The City Council by a 16-3 vote Monday night approved a city budget with no tax increase for the spending year that begins July 1. Councilors Kyle Langan, Pete Spain and Eneida Martinez voted against the budget urging more support for city schools.
Councilor Ernie Newton offered a different take on education spending asserting “The school board has no accountability … they’ve done a poor job not going after the top-tiered” administrators.
School board members Dennis Bradley, Maria Pereira and Jessica Martinez sat in the front row of the council chambers taking in Newton’s comments. Newton’s remarks struck a nerve with the passionate Martinez. Upset, she got off her bench and walked out of the council chambers.
After the meeting Newton explained, “We have to make tough decisions in others of the budget. We have responsibilities to city safety, fire, public works–a lot of stuff that the board of ed doesn’t have to worry about. They depend on the state just like we depend on the state. This is not personal, but somebody has to say the Board of Education has not been prudent in how it spends its money. The board has been so dysfunctional fighting with each other. You can’t blame us for that piece. What do they want to do, lay off police, fire, sanitation workers? You have to be responsible. I’m for kids, but we have to be responsible for the kids in the areas of police, fire, sanitation and recreation as well.”
Newton’s East End council partner Eneida Martinez made an appeal for more school funds, wondering why the city doesn’t shut down its two municipal golf courses to provide more school money. North End councilor Michelle Lyons retorted “The golf course makes a profit,” adding the city is “stuck between a rock and hard place trying to find money on both sides of the street.”
Black Rock councilor Pete Spain noted the school board went through the “painful exercise” of “cutting to the bone” eliminating coaches, substitute teachers and books.

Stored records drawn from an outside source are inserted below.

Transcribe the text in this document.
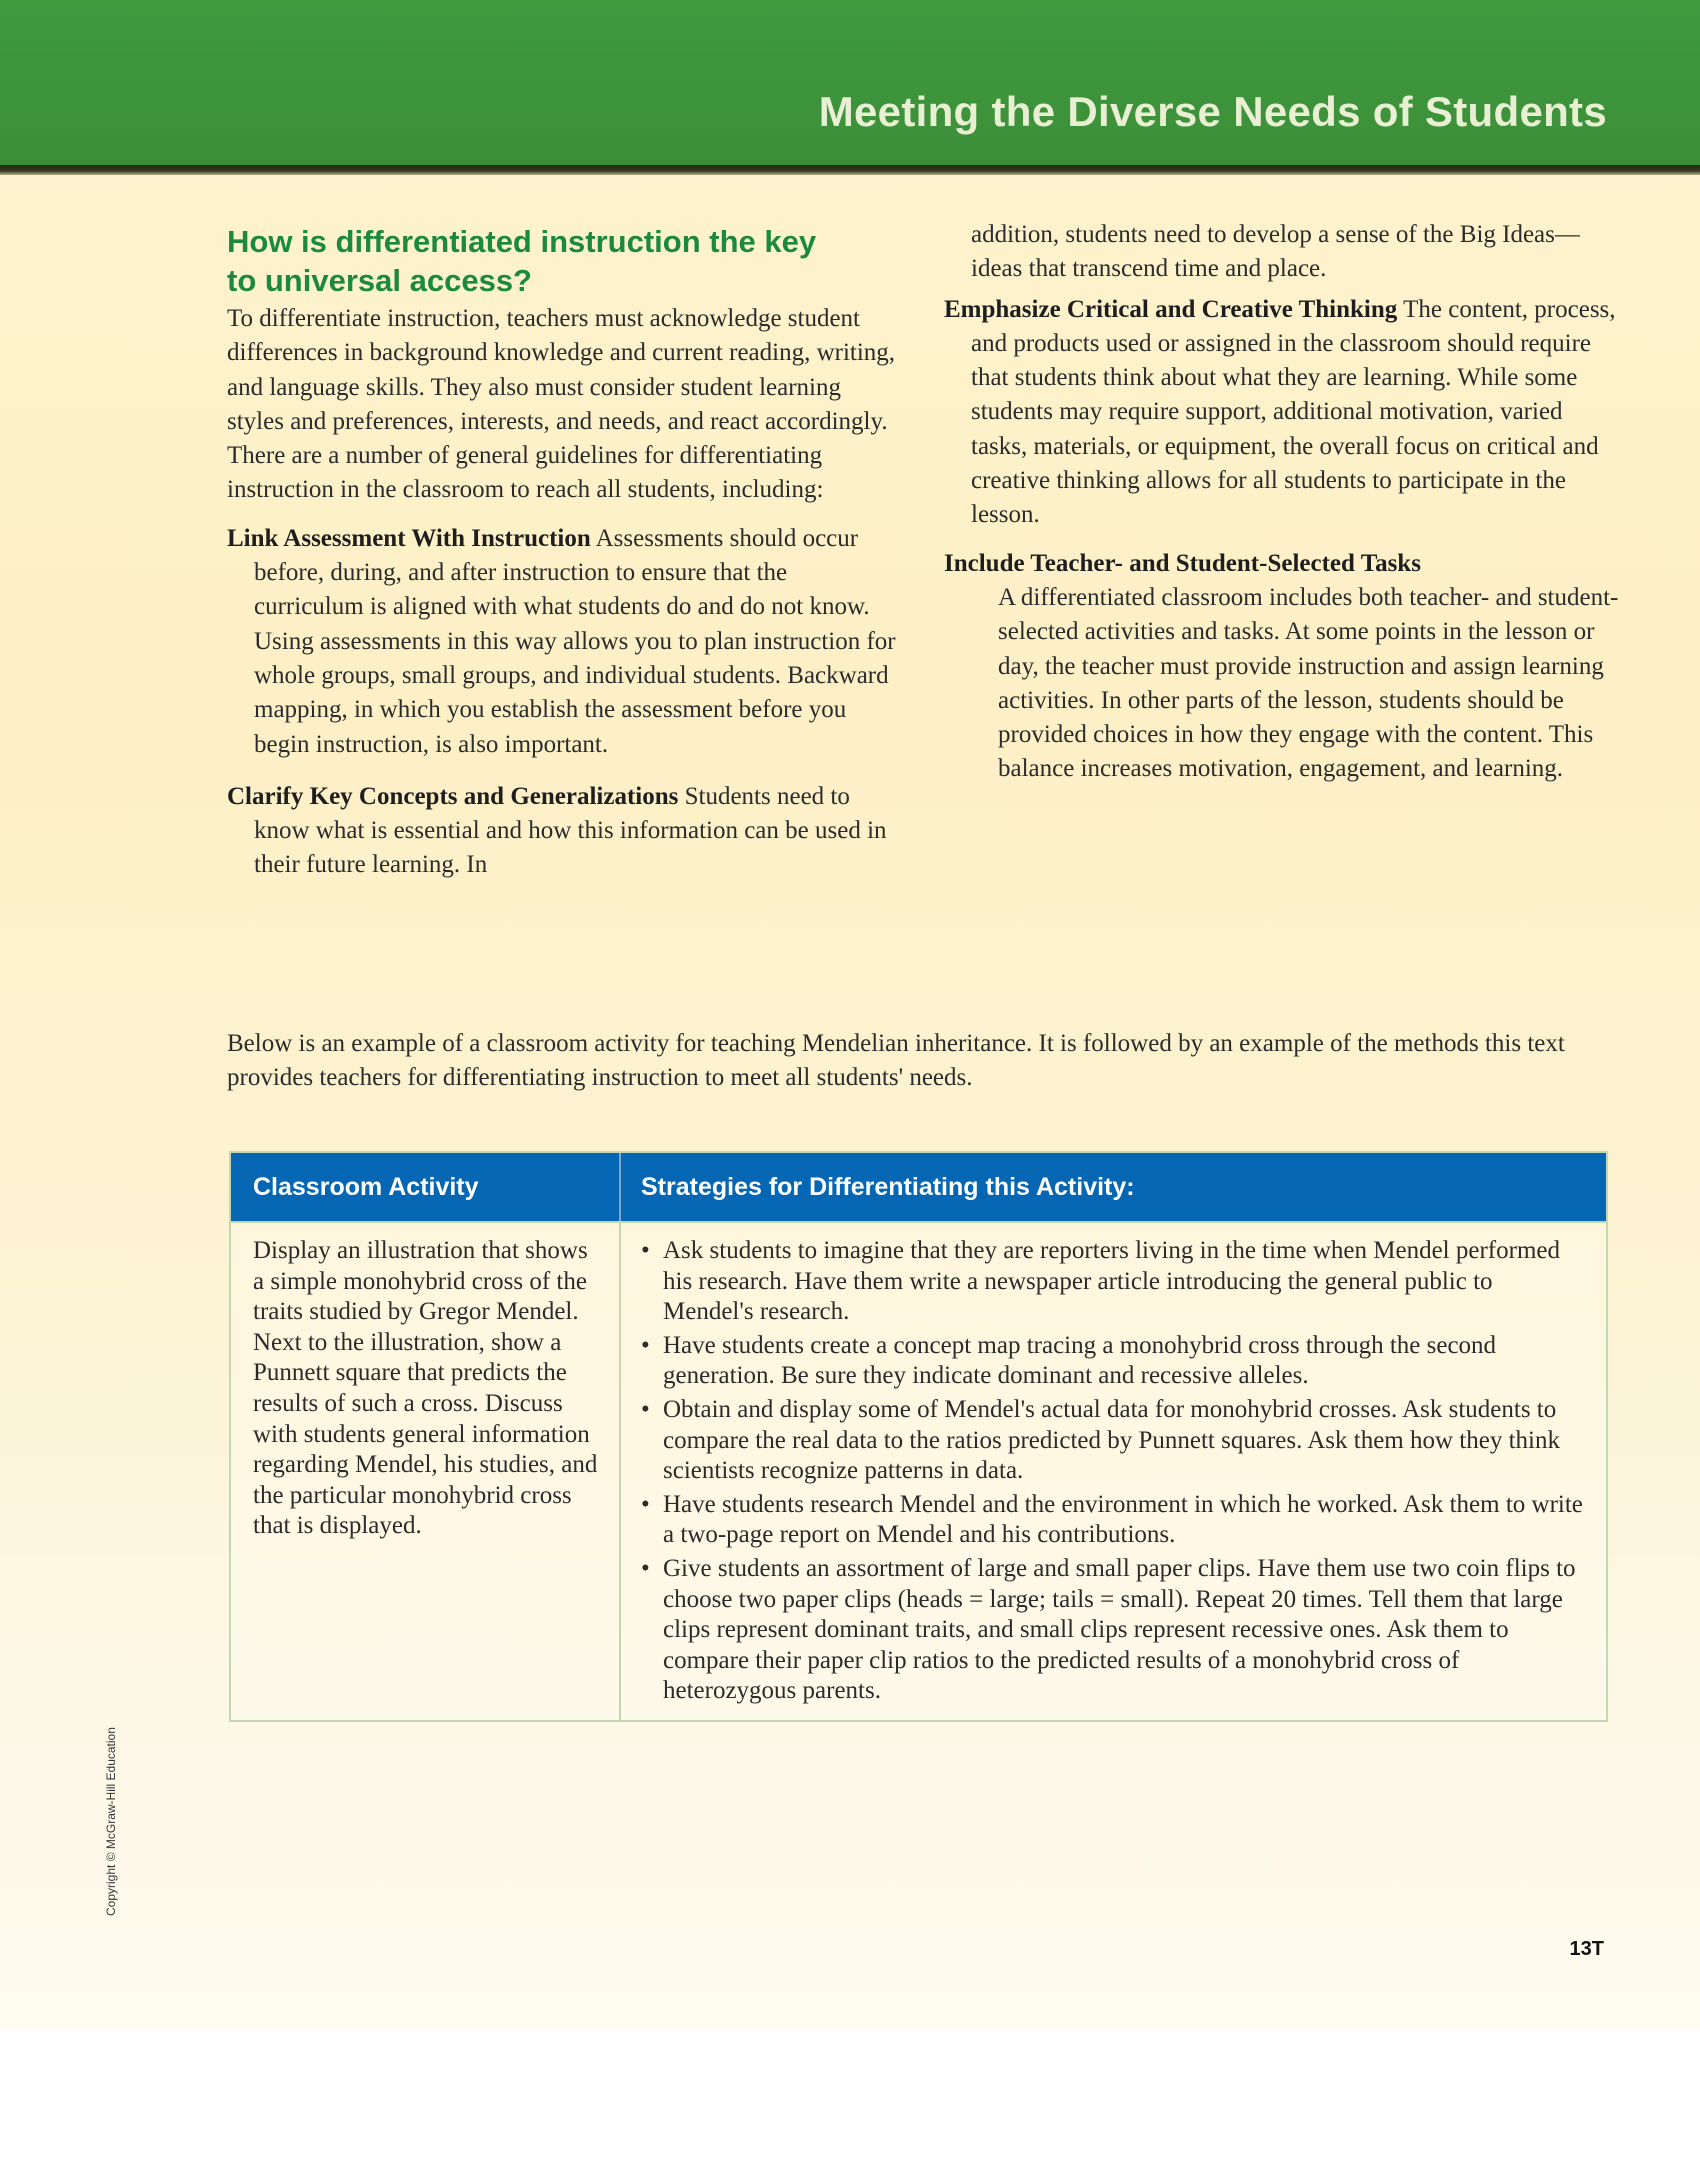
Meeting the Diverse Needs of Students
How is differentiated instruction the key to universal access?

To differentiate instruction, teachers must acknowledge student differences in background knowledge and current reading, writing, and language skills. They also must consider student learning styles and preferences, interests, and needs, and react accordingly. There are a number of general guidelines for differentiating instruction in the classroom to reach all students, including:

Link Assessment With Instruction Assessments should occur before, during, and after instruction to ensure that the curriculum is aligned with what students do and do not know. Using assessments in this way allows you to plan instruction for whole groups, small groups, and individual students. Backward mapping, in which you establish the assessment before you begin instruction, is also important.

Clarify Key Concepts and Generalizations Students need to know what is essential and how this information can be used in their future learning. In

addition, students need to develop a sense of the Big Ideas—ideas that transcend time and place.

Emphasize Critical and Creative Thinking The content, process, and products used or assigned in the classroom should require that students think about what they are learning. While some students may require support, additional motivation, varied tasks, materials, or equipment, the overall focus on critical and creative thinking allows for all students to participate in the lesson.

Include Teacher- and Student-Selected Tasks
A differentiated classroom includes both teacher- and student-selected activities and tasks. At some points in the lesson or day, the teacher must provide instruction and assign learning activities. In other parts of the lesson, students should be provided choices in how they engage with the content. This balance increases motivation, engagement, and learning.

Below is an example of a classroom activity for teaching Mendelian inheritance. It is followed by an example of the methods this text provides teachers for differentiating instruction to meet all students' needs.

Classroom Activity	Strategies for Differentiating this Activity:
Display an illustration that shows a simple monohybrid cross of the traits studied by Gregor Mendel. Next to the illustration, show a Punnett square that predicts the results of such a cross. Discuss with students general information regarding Mendel, his studies, and the particular monohybrid cross that is displayed.
• Ask students to imagine that they are reporters living in the time when Mendel performed his research. Have them write a newspaper article introducing the general public to Mendel's research.
• Have students create a concept map tracing a monohybrid cross through the second generation. Be sure they indicate dominant and recessive alleles.
• Obtain and display some of Mendel's actual data for monohybrid crosses. Ask students to compare the real data to the ratios predicted by Punnett squares. Ask them how they think scientists recognize patterns in data.
• Have students research Mendel and the environment in which he worked. Ask them to write a two-page report on Mendel and his contributions.
• Give students an assortment of large and small paper clips. Have them use two coin flips to choose two paper clips (heads = large; tails = small). Repeat 20 times. Tell them that large clips represent dominant traits, and small clips represent recessive ones. Ask them to compare their paper clip ratios to the predicted results of a monohybrid cross of heterozygous parents.
Copyright © McGraw-Hill Education
13T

West Side councilor Kyle Langan proposed more than one million dollars in cuts, to return that money to schools, ranging from police overtime to “supportive contributions” that go to nonprofit organizations. His proposed cuts failed in an amendment vote.
Finance Director Ken Flatto says the tax rate, 54.37 mils, will remain the same.
Technically, the council’s Monday vote now returns to Mayor Joe Ganim for possible veto action until the official setting of the mil rate in early June. The total spending plan is roughly $558 million.
Councilwoman Maria Viggiano, who gave birth a few days ago, did not attend the meeting.